Les représentations géométriques des 33 degrés de l'écossisme se sont faites fréquemment à partir d'un premier triangle central, la pointe en bas et formant les autres figures jusqu'au cercle divin. Le 260 du Rite est Écossais Trinitaire ou Prince de Mercy (L'ordre des Trinitaires avait été créé afin de racheter les chevaliers chrétiens tombés aux mains des infidèles) et on le retrouve au 140 de Memphis (1816). Au 40, le décor comprend un triangle dans un cercle et le secret du grade dans un triangle enfermé dans trois cercles (rituel du XVllle siècle); au 8°, c'est le cercle qui est à l'intérieur d'un triangle et l'instruction rituelle porte sur cette figure. Le 13° du Royal Arch fait découvrir au récipiendaire le delta lumineux (la lettre grecque en majuscule est un triangle équilatéral) sur lequel Enoch « grava le nom mystérieux du Grand Architecte de l'Univers ». Le 18º Rose Croix présente enfin dans son décor les 3 triangles associés à 3 cercles et 3 croix.

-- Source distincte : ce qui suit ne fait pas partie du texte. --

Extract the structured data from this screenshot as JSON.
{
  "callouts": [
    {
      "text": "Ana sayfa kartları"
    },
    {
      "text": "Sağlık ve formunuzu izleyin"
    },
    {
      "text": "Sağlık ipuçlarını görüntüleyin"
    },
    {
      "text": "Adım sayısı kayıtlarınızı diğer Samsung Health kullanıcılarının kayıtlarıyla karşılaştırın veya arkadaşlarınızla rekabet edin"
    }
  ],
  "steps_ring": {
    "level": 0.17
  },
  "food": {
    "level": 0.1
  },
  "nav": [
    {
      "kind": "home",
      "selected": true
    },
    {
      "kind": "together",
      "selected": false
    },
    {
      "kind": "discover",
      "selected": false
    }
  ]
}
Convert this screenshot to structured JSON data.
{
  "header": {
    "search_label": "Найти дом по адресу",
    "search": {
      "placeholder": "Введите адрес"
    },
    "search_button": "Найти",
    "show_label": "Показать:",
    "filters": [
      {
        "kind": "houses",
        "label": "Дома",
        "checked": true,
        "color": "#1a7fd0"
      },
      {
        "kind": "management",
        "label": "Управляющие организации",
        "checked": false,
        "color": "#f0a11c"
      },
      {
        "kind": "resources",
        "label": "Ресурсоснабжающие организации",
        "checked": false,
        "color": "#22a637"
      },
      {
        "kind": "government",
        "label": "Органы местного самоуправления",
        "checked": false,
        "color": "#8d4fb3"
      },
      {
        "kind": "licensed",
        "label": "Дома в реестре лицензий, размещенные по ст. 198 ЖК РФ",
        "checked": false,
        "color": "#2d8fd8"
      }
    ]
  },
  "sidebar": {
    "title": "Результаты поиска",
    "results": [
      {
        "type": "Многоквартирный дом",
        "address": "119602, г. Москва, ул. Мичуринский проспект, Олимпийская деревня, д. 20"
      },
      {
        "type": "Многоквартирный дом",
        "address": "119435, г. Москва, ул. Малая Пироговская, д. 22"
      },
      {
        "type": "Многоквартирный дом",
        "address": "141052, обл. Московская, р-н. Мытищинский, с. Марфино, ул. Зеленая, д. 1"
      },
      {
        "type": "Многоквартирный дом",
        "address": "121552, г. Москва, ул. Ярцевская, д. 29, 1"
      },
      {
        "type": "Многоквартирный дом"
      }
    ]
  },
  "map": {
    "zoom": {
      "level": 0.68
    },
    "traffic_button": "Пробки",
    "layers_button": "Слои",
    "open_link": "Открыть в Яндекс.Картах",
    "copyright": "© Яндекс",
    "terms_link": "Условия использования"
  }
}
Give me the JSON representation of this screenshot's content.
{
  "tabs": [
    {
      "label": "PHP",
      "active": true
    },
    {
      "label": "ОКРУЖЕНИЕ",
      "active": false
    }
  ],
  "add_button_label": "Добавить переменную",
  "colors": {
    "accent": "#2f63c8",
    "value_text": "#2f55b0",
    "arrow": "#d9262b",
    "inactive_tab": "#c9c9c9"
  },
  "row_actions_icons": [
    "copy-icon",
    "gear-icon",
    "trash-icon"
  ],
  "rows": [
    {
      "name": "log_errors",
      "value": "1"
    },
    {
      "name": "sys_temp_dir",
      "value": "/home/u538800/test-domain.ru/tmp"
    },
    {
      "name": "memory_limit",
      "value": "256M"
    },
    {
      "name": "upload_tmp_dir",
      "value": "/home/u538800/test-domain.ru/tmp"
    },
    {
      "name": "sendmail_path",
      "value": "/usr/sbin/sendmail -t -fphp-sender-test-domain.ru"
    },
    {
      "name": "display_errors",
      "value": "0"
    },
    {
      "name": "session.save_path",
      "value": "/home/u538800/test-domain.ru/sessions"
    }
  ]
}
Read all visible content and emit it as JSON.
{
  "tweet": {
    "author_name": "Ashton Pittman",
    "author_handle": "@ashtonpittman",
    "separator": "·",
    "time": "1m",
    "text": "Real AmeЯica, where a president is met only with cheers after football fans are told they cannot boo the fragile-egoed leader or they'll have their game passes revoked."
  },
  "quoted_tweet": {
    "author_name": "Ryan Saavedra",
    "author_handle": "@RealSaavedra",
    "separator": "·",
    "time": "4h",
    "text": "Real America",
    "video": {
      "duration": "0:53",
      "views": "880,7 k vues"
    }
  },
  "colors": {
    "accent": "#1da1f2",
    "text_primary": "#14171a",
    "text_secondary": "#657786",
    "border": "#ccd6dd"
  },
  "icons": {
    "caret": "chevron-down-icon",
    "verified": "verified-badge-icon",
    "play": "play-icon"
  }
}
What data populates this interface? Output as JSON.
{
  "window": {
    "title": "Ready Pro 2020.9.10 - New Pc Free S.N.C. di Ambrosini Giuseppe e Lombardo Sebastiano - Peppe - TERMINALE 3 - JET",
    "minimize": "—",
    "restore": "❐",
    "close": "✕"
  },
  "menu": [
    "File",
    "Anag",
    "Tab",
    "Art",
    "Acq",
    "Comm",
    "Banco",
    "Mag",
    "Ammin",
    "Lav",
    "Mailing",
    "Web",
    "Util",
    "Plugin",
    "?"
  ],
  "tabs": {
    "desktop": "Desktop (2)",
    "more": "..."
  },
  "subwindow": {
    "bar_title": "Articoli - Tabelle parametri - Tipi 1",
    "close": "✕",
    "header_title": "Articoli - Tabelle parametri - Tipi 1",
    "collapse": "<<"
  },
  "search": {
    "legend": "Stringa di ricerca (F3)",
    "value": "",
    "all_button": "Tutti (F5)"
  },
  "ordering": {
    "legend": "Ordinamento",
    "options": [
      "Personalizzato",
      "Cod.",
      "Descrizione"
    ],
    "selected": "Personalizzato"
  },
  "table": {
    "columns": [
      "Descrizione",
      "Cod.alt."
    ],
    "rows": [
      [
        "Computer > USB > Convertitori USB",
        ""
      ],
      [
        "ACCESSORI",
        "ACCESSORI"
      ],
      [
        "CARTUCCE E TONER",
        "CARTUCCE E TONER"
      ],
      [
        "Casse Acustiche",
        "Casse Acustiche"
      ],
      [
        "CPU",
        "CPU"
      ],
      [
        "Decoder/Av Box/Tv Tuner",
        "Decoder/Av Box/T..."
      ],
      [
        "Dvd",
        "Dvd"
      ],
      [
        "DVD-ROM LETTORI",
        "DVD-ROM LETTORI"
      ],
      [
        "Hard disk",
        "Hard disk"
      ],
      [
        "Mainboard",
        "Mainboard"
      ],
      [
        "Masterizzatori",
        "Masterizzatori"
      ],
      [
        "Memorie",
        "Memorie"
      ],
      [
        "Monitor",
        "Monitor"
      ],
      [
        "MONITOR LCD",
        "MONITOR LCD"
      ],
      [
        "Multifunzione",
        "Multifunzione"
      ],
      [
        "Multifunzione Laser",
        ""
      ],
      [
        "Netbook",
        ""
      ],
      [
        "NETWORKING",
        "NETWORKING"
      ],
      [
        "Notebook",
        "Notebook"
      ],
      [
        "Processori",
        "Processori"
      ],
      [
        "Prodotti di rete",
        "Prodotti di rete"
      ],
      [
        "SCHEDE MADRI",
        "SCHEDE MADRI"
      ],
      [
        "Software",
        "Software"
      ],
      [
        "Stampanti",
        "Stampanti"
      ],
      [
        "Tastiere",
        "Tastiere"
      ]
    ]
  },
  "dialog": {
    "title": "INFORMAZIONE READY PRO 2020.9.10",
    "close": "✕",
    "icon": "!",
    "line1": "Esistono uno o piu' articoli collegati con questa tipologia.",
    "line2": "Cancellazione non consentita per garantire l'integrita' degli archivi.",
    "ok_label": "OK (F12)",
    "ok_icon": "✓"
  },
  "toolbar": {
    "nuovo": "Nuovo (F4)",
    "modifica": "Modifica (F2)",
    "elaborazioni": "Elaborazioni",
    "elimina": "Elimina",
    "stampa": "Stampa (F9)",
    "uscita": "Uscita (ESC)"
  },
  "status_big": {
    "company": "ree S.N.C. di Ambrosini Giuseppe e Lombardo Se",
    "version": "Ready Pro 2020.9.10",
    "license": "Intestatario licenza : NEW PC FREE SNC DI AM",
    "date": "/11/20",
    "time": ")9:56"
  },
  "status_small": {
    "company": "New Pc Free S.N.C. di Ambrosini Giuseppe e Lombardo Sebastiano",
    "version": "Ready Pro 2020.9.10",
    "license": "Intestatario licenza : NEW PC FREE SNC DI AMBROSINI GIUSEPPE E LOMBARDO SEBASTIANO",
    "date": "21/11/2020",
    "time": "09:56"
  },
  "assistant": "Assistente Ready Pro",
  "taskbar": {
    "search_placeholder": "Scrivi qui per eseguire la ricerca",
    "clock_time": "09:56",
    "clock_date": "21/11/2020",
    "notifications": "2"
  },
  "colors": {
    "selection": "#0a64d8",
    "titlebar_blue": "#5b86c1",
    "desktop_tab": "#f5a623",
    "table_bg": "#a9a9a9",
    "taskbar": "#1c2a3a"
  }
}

Les instruments du métier que sont le compas et l'équerre se prêtent également à la stylisation triangulaire. Portés en bijou, en sautoir, ils désignent des Grades ou des fonctions comme vénérable maître ou surveillant. Quant à la spéculation sur les degrés des angles, elle renvoie à la symbolique des nombres et aux réflexions « pythagoriciennes ».

Au XIXe siècle et au début du XXe, les auteurs maçonniques s'efforcent d'intégrer le symbole du triangle dans une vision comparatiste, insistant sur l'universalité du symbole, depuis les triades de la Trimourti hindoue à l'Égypte et à la Perse Jules Boucher écrit ainsi dans La Symbolique maçonnique: «On pourrait multiplier les exemples de trinités dans la plupart des religions. » Les manuels, comme celui de Ragon (L'Orthodoxie maçonnique. 1853), donnent aux 3 points du triangle le sens de la devise « Liberté, Égalité, Fraternité », ou prétendent qu'ils représentent les règnes de la nature. Dans l'interprétation hermétique donnée par Wirth (1931), les éléments sont figurés par diverses formes de triangles parce qu'ils sont des modes de passage et des intermédiaires entre la matière première universelle représentée par le cercle et le monde fixe solidifié.